Please let me know your thoughts?

shauryr commented 9 months ago

support for DeepInfra. This is the easiest and cheapest way to get llama 2 running for your system. They support openai api right now - https://deepinfra.com/meta-llama/Llama-2-70b-chat-hf/api?example=openai-python I imagine calling it via litellm would be better.

krrishdholakia commented 9 months ago

@shauryr isn't it just

from litellm import completion 

messages=[{"role":"user", "content": "Hey"}]

response = completion(model="openai/meta-llama/Llama-2-70b-chat-hf", messages, api_key="<YOUR DEEPINFRA TOKEN>", api_base="https://api.deepinfra.com/v1/openai")

print(response) 

How can we help further?

shauryr commented 9 months ago

Yes. But I wanted to use it with llama-index via litellm. Any thoughts on that?

On Mon, Sep 25, 2023 at 10:32 PM Krish Dholakia @.***> wrote:

@shauryr https://github.com/shauryr isn't it just

from litellm import completion

messages=[{"role":"user", "content": "Hey"}]

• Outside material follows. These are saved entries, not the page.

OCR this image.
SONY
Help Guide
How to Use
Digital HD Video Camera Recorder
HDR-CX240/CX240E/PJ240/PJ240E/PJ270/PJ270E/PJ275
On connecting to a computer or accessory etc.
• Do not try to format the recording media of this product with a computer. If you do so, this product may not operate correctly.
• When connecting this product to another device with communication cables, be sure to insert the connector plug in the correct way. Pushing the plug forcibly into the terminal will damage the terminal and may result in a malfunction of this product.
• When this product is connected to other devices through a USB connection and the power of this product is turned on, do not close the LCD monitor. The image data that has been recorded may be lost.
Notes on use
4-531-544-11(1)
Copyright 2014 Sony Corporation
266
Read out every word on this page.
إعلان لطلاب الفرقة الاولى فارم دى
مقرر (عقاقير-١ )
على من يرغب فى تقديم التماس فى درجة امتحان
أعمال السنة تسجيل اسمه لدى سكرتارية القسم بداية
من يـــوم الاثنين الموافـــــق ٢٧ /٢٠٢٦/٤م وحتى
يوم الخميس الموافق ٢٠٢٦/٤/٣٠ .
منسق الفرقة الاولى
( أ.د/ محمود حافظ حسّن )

response = completion(model="openai/meta-llama/Llama-2-70b-chat-hf", messages, api_key="", api_base="https://api.deepinfra.com/v1/openai")

print(response)

— Reply to this email directly, view it on GitHub https://github.com/BerriAI/litellm/issues/361#issuecomment-1734772212, or unsubscribe https://github.com/notifications/unsubscribe-auth/ADAFLTB4PE3FTBUTGPN5SU3X4JEFRANCNFSM6AAAAAA4W7JAQM . You are receiving this because you were mentioned.Message ID: @.***>

krrishdholakia commented 9 months ago

Are you seeing an error with it? This should work without changes

shauryr commented 9 months ago

https://github.com/jerryjliu/llama_index/issues/7824 - Have a look at this issue that I created.

abhinavkulkarni commented 9 months ago

Create a proxy service that acts as a translator for various backends - TGI, Llama.cpp, etc. and returns responses that are OpenAI API compatible. A user should be able to spin the service up locally. This will help users use various products and services by simply modifying OPENAI_API_BASE.